Sabah yazarı Engin Ardıç, Abdullah Öcalan'ın İmralı'ya konulması Kürt siyasetinde önemli bir kilometrataşı olarak gördüğünü yazdı.
Abdullah Öcalan'ın Kürt siyasetçilerinin olmazsa olmazları arasında yer aldığını savunan yazar İmralı sakini için "Kürt partilerinin Er Ryan'ı"benzetmesini yaptı:
KÜRT SİYASETİNİN GÜNDEMİ
Ardıç Kürt siyasetinin Türkiye gündemiyle ilgili meselelere kafa yormadığını şu satırlarla anlatıyor:
Adı dönem dönem değişiyor, kapatıldıkça yeniden kuruluyor, "parti kapatmakla hiçbir sorunun çözümlenemeyeceğinin" canlı kanıtı oluyor... İsteyen "halkız biz yeniden doğarız ölümlerde" falan diye devrimci hamaset de yapabilir, zevkine kalmış.
Adının şu andaki kısaltması çok önemli değil, yarın ABCÇDP de olabilir.
Herkes biliyor ki, bu parti, Kürt Partisi.

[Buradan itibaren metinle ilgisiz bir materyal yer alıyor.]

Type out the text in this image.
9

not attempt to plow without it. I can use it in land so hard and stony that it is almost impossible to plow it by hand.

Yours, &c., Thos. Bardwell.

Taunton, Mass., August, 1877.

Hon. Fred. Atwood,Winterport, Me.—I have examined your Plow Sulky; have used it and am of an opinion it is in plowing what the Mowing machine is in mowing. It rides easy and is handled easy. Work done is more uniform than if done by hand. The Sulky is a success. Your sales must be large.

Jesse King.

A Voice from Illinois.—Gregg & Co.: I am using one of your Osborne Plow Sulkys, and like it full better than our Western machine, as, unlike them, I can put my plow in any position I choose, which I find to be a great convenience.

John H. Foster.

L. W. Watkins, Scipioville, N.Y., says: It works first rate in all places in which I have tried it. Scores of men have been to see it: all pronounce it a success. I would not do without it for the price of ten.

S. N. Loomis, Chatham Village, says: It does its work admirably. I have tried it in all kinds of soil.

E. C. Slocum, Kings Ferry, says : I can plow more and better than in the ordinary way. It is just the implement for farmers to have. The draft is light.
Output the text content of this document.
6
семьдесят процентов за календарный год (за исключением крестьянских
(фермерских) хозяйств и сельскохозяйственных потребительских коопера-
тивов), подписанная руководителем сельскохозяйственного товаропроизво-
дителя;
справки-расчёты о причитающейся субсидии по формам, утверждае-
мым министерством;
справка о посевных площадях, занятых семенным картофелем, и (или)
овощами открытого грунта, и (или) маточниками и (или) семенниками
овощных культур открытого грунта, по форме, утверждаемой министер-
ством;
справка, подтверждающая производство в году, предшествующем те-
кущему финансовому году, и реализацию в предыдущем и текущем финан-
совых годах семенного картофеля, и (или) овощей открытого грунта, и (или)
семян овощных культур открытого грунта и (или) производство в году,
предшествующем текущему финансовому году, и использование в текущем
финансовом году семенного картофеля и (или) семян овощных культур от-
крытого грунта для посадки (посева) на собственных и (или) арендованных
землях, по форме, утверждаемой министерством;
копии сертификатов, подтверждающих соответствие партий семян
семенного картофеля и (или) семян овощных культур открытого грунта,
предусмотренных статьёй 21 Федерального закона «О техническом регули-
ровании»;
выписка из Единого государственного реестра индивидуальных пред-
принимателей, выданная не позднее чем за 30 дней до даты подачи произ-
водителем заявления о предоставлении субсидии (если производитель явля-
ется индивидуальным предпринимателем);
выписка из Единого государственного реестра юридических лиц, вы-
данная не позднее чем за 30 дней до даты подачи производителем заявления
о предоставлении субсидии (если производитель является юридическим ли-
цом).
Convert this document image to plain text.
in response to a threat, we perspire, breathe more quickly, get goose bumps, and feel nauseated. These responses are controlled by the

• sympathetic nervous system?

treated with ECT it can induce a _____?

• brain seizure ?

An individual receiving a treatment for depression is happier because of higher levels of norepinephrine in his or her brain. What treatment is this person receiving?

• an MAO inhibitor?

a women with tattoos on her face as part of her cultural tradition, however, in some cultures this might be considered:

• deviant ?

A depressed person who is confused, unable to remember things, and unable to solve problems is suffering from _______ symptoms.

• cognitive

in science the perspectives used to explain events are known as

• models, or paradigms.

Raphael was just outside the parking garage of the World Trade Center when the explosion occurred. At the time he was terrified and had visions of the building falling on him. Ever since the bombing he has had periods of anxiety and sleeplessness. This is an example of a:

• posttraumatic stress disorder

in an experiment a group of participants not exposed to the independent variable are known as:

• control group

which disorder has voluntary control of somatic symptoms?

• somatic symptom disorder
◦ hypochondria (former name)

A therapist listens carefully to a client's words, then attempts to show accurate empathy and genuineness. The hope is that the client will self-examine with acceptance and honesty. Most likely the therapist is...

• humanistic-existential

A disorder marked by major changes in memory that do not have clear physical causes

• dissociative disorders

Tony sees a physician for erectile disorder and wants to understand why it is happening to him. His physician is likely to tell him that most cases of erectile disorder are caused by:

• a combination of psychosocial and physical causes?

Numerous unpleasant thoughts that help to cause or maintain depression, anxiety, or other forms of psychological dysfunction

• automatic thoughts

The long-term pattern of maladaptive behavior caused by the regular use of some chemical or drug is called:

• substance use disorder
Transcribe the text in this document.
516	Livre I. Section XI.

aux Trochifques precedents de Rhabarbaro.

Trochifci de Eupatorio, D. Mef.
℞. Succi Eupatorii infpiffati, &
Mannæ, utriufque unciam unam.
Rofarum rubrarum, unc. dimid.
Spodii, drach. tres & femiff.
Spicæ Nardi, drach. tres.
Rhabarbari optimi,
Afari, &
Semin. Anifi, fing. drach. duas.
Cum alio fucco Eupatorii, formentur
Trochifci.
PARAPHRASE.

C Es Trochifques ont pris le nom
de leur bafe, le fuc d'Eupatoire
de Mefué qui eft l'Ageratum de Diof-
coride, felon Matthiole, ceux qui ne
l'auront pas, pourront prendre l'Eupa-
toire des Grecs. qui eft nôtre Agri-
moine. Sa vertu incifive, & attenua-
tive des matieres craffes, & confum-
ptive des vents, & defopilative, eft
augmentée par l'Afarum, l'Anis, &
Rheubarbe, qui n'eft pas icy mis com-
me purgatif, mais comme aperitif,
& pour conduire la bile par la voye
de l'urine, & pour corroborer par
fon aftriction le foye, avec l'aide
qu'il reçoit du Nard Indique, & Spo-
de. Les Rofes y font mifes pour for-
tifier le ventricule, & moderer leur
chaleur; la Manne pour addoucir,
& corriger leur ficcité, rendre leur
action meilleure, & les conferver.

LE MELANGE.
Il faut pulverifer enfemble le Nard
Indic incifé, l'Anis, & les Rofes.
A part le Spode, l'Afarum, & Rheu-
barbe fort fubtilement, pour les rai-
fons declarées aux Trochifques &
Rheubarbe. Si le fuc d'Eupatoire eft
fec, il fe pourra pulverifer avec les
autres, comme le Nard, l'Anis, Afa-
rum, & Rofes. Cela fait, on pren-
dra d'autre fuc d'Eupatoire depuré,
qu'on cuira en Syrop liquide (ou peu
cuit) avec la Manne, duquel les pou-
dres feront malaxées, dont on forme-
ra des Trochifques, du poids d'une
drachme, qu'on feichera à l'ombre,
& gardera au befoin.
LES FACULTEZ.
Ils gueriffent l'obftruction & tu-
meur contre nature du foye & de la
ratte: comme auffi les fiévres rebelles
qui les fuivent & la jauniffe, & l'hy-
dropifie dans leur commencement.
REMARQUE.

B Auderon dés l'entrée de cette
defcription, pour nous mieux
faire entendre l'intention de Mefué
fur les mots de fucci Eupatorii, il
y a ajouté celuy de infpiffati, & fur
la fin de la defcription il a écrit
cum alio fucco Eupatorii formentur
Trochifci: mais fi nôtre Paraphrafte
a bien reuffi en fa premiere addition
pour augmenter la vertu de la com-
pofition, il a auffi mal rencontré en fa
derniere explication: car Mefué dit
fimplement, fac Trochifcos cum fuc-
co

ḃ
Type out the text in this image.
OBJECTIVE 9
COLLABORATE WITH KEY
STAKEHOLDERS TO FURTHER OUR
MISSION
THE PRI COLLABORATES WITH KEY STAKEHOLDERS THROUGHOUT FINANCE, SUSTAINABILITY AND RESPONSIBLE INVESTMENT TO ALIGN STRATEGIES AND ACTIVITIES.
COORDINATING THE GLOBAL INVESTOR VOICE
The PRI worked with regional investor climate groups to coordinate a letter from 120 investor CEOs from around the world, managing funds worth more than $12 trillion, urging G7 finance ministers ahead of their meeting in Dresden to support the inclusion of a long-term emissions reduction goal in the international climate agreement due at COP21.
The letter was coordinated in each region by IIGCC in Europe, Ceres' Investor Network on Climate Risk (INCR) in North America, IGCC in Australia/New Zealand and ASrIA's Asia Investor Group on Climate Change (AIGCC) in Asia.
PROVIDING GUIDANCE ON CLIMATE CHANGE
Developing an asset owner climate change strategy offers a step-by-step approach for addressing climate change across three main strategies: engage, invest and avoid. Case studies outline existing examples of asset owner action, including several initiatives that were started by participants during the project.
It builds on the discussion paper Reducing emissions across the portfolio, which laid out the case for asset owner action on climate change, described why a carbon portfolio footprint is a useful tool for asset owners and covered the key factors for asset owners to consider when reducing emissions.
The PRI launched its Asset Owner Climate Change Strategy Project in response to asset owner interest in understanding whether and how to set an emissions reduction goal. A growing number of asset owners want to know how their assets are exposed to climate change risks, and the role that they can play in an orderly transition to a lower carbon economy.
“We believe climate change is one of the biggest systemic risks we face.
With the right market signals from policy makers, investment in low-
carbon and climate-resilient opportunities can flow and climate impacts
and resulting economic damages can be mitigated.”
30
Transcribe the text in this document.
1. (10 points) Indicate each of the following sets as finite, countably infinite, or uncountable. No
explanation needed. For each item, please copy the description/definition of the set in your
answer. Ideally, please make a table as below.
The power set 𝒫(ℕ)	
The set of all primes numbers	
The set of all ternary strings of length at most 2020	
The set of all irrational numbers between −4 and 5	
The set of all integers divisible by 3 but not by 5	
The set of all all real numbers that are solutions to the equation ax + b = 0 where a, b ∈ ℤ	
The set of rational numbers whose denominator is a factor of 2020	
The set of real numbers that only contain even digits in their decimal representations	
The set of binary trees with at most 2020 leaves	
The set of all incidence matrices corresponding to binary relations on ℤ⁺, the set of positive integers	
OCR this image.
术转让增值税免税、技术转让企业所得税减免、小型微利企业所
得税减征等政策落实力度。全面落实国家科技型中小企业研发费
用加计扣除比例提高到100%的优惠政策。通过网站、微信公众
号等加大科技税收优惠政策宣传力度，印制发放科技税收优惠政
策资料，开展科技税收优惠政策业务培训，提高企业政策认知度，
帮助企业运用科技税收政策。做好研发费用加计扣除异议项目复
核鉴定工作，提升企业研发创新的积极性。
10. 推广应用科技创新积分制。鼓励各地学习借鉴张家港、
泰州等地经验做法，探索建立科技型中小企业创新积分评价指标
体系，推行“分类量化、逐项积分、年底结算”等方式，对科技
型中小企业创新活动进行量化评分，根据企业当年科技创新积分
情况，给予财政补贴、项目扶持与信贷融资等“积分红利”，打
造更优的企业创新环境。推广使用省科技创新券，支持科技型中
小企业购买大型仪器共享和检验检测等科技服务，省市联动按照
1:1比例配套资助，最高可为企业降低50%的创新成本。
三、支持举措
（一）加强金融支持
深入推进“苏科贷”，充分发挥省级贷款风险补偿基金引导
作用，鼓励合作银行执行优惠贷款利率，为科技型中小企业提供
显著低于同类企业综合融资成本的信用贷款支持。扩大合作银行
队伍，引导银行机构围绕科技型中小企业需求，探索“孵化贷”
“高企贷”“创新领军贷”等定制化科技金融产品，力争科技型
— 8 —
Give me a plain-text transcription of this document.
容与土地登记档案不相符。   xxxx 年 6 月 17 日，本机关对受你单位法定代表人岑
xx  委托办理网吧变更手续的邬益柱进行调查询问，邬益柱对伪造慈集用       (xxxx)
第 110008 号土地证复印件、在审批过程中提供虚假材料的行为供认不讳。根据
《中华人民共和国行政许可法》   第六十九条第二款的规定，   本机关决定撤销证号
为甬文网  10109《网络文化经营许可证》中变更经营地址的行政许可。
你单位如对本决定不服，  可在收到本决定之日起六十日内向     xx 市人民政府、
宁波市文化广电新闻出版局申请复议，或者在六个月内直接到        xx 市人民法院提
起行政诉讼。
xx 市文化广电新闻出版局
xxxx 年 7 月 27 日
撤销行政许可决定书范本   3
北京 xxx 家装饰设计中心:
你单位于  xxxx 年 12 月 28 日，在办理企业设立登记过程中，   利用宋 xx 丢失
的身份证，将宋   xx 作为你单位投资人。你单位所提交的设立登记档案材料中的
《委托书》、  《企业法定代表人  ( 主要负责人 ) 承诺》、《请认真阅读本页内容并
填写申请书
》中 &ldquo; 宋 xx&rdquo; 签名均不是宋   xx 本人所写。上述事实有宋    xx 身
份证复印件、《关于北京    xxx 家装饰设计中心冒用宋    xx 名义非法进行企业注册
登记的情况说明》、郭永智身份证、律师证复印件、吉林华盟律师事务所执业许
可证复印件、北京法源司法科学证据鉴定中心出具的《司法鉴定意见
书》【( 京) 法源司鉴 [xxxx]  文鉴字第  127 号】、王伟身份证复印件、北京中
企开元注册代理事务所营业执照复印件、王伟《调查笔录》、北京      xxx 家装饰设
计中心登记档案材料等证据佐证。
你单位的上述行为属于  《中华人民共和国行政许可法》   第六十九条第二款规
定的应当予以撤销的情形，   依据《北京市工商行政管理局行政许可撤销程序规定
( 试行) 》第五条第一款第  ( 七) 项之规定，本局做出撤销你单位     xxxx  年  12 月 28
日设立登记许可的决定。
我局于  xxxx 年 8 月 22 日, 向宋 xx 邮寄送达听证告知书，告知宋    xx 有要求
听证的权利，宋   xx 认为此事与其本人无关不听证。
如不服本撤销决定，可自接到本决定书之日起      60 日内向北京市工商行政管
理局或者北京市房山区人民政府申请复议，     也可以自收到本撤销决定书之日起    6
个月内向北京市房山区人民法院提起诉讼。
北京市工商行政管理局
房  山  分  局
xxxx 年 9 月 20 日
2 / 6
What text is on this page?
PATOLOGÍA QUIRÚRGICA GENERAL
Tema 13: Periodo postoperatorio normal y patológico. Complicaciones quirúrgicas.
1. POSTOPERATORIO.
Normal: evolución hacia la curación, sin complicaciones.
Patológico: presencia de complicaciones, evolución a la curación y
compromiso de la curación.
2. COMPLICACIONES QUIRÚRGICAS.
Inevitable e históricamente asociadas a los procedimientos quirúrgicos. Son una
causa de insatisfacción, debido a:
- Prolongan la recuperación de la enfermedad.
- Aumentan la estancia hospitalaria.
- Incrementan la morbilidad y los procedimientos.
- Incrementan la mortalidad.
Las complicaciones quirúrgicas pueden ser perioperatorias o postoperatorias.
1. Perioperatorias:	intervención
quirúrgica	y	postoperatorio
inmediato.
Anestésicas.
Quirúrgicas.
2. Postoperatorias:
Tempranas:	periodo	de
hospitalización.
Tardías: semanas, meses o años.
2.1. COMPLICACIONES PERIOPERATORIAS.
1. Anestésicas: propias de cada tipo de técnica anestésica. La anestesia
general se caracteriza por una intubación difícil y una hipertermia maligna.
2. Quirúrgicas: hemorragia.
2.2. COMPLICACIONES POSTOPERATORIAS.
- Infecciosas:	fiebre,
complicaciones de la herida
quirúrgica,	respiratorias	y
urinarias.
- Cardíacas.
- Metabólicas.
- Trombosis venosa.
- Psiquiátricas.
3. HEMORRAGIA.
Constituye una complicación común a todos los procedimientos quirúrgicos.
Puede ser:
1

Yasak olduğu için öyle diyemiyorlar.
Ama herkes biliyor ki, bu parti bütün Türkiye'nin değil, belli bir bölgenin, belli bir azınlığın partisi.
Ve, o azınlığın sorunlarından başka da hiçbir şey umurunda değil...
Dolayısıyla, hiçbir zaman ülke çapında iktidara gelemeyeceğini kendisi de pek iyi bildiğinden, ülke çapında sorunlar üzerine hiçbir önerisi, programı, politikası, tavrı yok.
Muhalefette bulunan bir siyasi partinin, hani tıpkı CHP'nin yaptığı gibi, ekonomi, sağlık, eğitim vs. gibi konularda somut bir çözüm önerisi olmasa bile, ne yapacağını bilemese bile hiç olmazsa bol keseden atması, palavra sıkması beklenir, bunlar ona da tenezzül etmiyorlar... Bu bir zaaf mıdır yoksa tutarlılık mı bilmem ama, Kürt Partisi'nin derdi, varsa yoksa kendi derdi...
İşte bakınız, anayasa değişikliği tasarısında hükümete destek vermek için öne sürdükleri koşul, seçim barajının düşürülmesi...
Öyle yüzde 5'e falan da değil... Yüzde 3 istiyorlar!
Ya da "beş ilde, ilde bile değil, 'seçim çevresinde' birinci çıkan parti, ülke genelinde barajı aşmış sayılsın" diyorlar.
Başbakan da kendilerine "yok devenin pabucu" demiyorsa, kibar adamdır.
Oysa seçim barajı meselesi, basındaki muhalefet bülbüllerinin, "CHP medyasının" ısrarla öne sürdüğü gibi bir anayasa meselesi değil, bir yasa sorunu.
Seçim sistemi ya da baraj konusu, anayasada yer almaz! Bu, kanunla düzenlenecek ayrı bir konudur!
Hükümet bu tuzağa düşmediği için işitmediği laf kalmadı.
Yoksa bunlar, Almanya'nın 1919-1933 dönemi gibi, ünlü "Weimar Anayasası dönemi" benzeri yirmi partili bir meclis, zırt pırt kurulup kurulup bir türlü ayakta duramayan zayıf hükümetler ve siyasi "kaos" mu istiyorlar? (Aydın Doğan ve TÜSİAD öyle istiyorlar da...)
O kaostan tıpkı Almanya örneğindeki gibi "Türk faşistleri" baskın çıkarsa görürler günlerini ama!
KÜRTLER'İN ER RYAN'I ÖCALAN
Ardıç müthiş olduğu kadar matrak benzetmesini yazısının sonuna saklamış. İşte final satırları:
Kürt Partisi'nin bir diğer önemli derdi de, lafı hiç eğip bükmeye gerek yok, ne yapıp yapıp, Er Ryan'ı kurtarmak gibi, "Apo'yu kurtarmak"...
Bunlardan öteye gidemediği için de, Kürt olmayan hiçbir vatandaş ona oy vermeyi düşünmüyor işte... Yazık.